Book club forms in response to “American Dirt”

The discussion group plans to select a new book by a Latinx author to read together

Maya Lora

A nationwide discussion of the recently published novel “American Dirt” inspired a book club on campus to explore Latinx voices.

According to an article by Vulture, “American Dirt” by Jeanine Cummins was met with swift online criticism after it was announced as an Oprah’s Book Club pick. The novel, written by an author who in past interviews identified as white but has since aligned herself with her grandmother’s Puerto Rican heritage, follows a mother, Lydia, and her son Luca on their journey from Mexico to the United States.

Despite early praise from prominent authors such as Stephen King and Sandra Cisneros, the book’s critics accuse Cummins of feeding into racist tropes of Mexican immigrants and the lives they lead before and after fleeing to the United States.

“American Dirt” has also sparked discussion on the lack of diversity in the publishing industry. According to the latest diversity survey from Lee & Low Books, Latinos only make up six percent of the industry, which is still white-dominated.

Students and faculty attended a conversation on the novel on Thursday, Jan. 30, entitled “A W&L Community Response to Jeanine Cummins’s American Dirt.” The discussion was dreamed up by Visiting Assistant Professor of Spanish Julia Hernández, who said she wanted to hear what people on campus thought after hearing about the controversy and reading reviews.

Attendees like Jackie Tamez, ‘22, shared some of the criticisms of the novel and publishing industry expressed online and in other reviews.

“I kind of felt disappointed when I found out that this was getting so much attention. There are many options for people to pick over this one and like there’s already this big lack of representation in the industry,” Tamez said. “It’s just that people would rather read these stories from someone who’s white when there are so many other options.”

Edwin Castellanos Campos, ‘20, who was formerly the president of Latinx Student Organization, said he’s upset with the praise Cummins has been getting “for a story, even though it’s fictional, that’s not hers.”

“The attention is being drawn to places where it shouldn’t be drawn and [she’s] benefitting,” Castellanos Campos said.

The book also launched a conversation on who should and shouldn’t be allowed to write about certain experiences, such as immigration stories.

Janet Ikeda, associate professor of Japanese, said she’s seen inaccurate literary portrayals of the Japanese and Japanese-American experience written by white authors, such as “Memoirs of a Geisha” and “Shogun,” provoke students interest in Japanese culture.

“How many students show up at my door because they watched a rerun of ‘Karate Kid,’” Ikeda said, “but it got them to my door, right, and then I can dismantle.”
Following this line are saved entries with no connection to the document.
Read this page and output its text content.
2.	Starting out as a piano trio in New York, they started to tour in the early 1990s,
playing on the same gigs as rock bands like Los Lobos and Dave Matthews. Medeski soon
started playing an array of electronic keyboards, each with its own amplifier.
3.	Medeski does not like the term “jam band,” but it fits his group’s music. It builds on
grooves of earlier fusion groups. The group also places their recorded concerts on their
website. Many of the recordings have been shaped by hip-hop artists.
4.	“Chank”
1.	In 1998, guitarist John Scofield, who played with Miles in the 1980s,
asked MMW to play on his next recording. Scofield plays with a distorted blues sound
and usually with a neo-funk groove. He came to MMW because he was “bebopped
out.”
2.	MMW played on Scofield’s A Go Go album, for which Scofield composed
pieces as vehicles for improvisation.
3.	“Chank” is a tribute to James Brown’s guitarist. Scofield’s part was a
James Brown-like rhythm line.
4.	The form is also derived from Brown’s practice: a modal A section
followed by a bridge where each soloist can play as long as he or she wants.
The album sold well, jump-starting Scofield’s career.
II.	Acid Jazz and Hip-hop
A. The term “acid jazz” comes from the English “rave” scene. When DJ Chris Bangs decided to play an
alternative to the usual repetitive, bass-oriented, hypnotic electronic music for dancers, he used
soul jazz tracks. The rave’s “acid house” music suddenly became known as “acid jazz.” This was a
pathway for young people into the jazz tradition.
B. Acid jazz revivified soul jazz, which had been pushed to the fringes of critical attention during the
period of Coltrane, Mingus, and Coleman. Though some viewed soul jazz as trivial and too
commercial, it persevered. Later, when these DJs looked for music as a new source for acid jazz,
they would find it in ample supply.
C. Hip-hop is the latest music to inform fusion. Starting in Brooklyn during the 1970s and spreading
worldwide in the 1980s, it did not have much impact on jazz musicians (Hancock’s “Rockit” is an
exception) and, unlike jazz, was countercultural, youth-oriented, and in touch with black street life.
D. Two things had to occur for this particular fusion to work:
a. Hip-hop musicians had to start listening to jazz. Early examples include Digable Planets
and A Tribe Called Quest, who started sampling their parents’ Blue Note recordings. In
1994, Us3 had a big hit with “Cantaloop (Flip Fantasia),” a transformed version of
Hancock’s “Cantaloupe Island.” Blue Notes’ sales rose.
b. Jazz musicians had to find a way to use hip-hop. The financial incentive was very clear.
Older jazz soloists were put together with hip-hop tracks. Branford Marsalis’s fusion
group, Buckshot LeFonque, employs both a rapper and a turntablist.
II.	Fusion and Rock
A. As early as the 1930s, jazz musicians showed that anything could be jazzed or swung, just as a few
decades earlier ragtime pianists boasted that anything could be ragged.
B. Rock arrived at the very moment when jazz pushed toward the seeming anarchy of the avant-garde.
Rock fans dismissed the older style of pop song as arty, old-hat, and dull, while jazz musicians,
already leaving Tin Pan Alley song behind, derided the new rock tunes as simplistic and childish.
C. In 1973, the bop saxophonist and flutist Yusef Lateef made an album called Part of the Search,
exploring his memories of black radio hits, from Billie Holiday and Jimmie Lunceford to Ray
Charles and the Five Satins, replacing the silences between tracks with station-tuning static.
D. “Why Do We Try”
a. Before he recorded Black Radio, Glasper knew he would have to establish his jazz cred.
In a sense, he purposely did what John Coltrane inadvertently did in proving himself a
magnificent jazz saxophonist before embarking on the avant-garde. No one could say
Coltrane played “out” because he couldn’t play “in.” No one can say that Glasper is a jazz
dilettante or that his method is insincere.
The discussion group decided to go forward with a book club to explore Latinx voices in literature. They decided they wanted to put “American Dirt” in conversation with a book written by a Latinx author.

Participants in the book club are free to read as much of American Dirt as they want. Hernández said the group wanted to find a way to allow members to not criticize a book they hadn’t actually read while not supporting the book by purchasing a copy. Therefore, participants can either read as much of the book as they please by renting a reserved copy in the library or they can read a sample via Amazon, the Kindle app, or iBooks.

The group is also voting on a seperate book to read separately to compare an authentic voice to Cummins’s. Options include “Across a Hundred Mountains,” “Children of the Land” and “The Distance Between Us,” among others.

Anybody who wishes to participate in the book club will receive a copy of the chosen story for free to read before the group meets to discuss later this academic year.

Hernández said in an interview that the book club could continue after this round, but the focus would shift away from books like “American Dirt.” She said although that was the “spark,” she wants to focus on the concept surrounding #DignidadLiteraria, a movement started by Latinx authors to promote Latinx voices and stories.

She said the conversation could create a space to celebrate the Latinx community, “because the publishing industry in so many ways is kind of failing the Latinx author, or, you know, the Latinx literary community.”

Ikeda said she’s excited to read “Children of the Land” on her plane ride to Japan for her spring term study abroad course in Kanazawa.

“If we have a choice, why don’t we try to read the original voice first?” Ikeda said in an interview. “Can people who didn’t experience the atomic bomb write about the atomic bomb? I think the answer is yes. I don’t think we can deny them a voice. But we can demand that we want more of an authentic voice.”

Ikeda said she thinks conversations about books like “American Dirt” are especially important to have on the Washington and Lee campus.

“Current and vital topics that you often find on other liberal arts campuses are not so vigorously debated here,” said. “We are entering a new W&L era where… [the students] who are arriving at W&L, like their counterparts at other liberal arts universities, want to discuss these topics openly. That’s what we should be doing on a university campus.”